As Mickey walks with the kangaroo to the gym, the kangaroo hops and drags Mickey along very quickly. At this point, Pluto's conscience is daring him to be very evil to the younger kangaroo. He sneaks up on the kangaroo and catches him drinking out of Pluto's bowl! The plan foils temporarily as the kangaroo hiccupped, scaring Pluto off.

Back at the gym, Mickey decides to box with the dad kangaroo and gets the early hand by teaching it some blows, but gets clocked later with a Mike Tyson-like right hook, tying Mickey in the ropes. Mickey then gets caught with several punching combinations by the kangaroo...even with his tail! Don King would not like the outcome of that fight if he was not managing the kangaroo.

Returning to the home front, Pluto and the little hopper continue to battle over the bowl of food Pluto was supposed to eat, but the little kangaroo uses his tail to send the bowl airborne and it breaks over Pluto's head! The chase is on, but Pluto gets wet thanks to the kangaroo hopping on the giant water pump. Pluto then gets a rough ride of a wheelbarrow (the wrong way) and lands in a garbage dump. Little does he realize that he got two paws stuck on a spring, and Pluto bounces up and down to the little kangaroo's delight. They hop for a little bit before Pluto hops a little too high and smashes head-first into the roof of a greenhouse. Pluto does not even realize the little kangaroo loved him for what he did and stayed attached like Pluto was the father by resting in a clothing pouch Pluto previously bounced straight into!

Later, the two of them watch the commotion coming from Mickey's gym as all the animals evacuate the premises for the rough play the dad kangaroo was doing.
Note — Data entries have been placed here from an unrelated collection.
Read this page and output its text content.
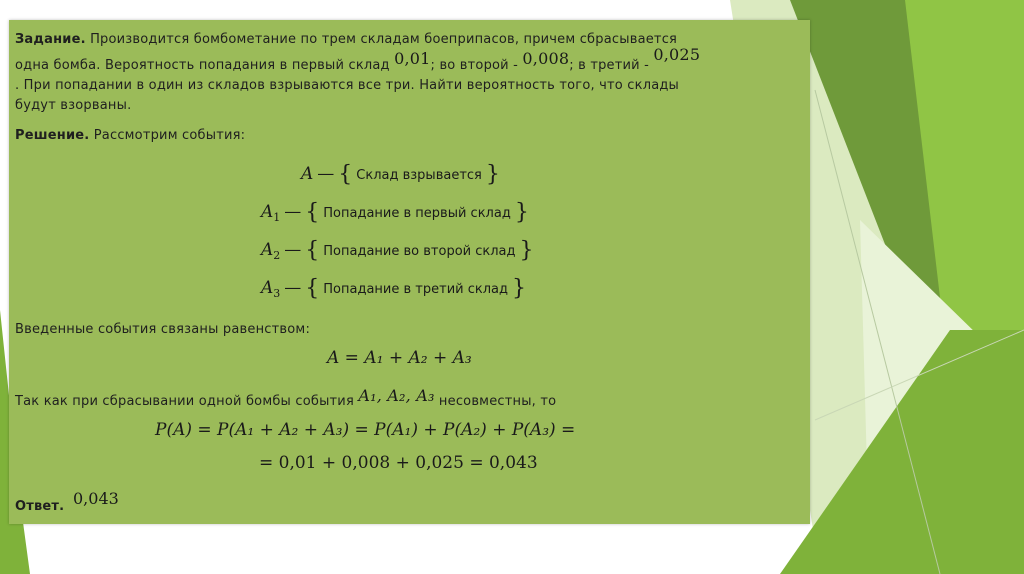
Задание. Производится бомбометание по трем складам боеприпасов, причем сбрасывается
одна бомба. Вероятность попадания в первый склад 0,01; во второй - 0,008; в третий - 0,025
. При попадании в один из складов взрываются все три. Найти вероятность того, что склады
будут взорваны.
Решение. Рассмотрим события:
A — { Склад взрывается }
$A_1$ — { Попадание в первый склад }
$A_2$ — { Попадание во второй склад }
$A_3$ — { Попадание в третий склад }
Введенные события связаны равенством:
A = A₁ + A₂ + A₃
Так как при сбрасывании одной бомбы события A₁, A₂, A₃ несовместны, то
P(A) = P(A₁ + A₂ + A₃) = P(A₁) + P(A₂) + P(A₃) =
= 0,01 + 0,008 + 0,025 = 0,043
Ответ. 0,043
Mickey was getting extremely busy bouncing back and forth on the punching bag that it eventually broke--and the momentum carried Mickey into a hay-bailer. Scared, the kangaroos and Pluto run for higher ground. The machine overworks once it spits out the bail of hay (with Mickey in it) and breaks down. Mickey comes out of the bail, thinking that he is still fighting the kangaroo...but he is not. The kangaroo is rocking on his tail reading the sports section. As the film closes, the younger kangaroo, then Pluto, emerge from the pouch and all three embrace.

Told you there was not much excitement to it...now can Outback Steakhouse liven the Australian Rules Football events?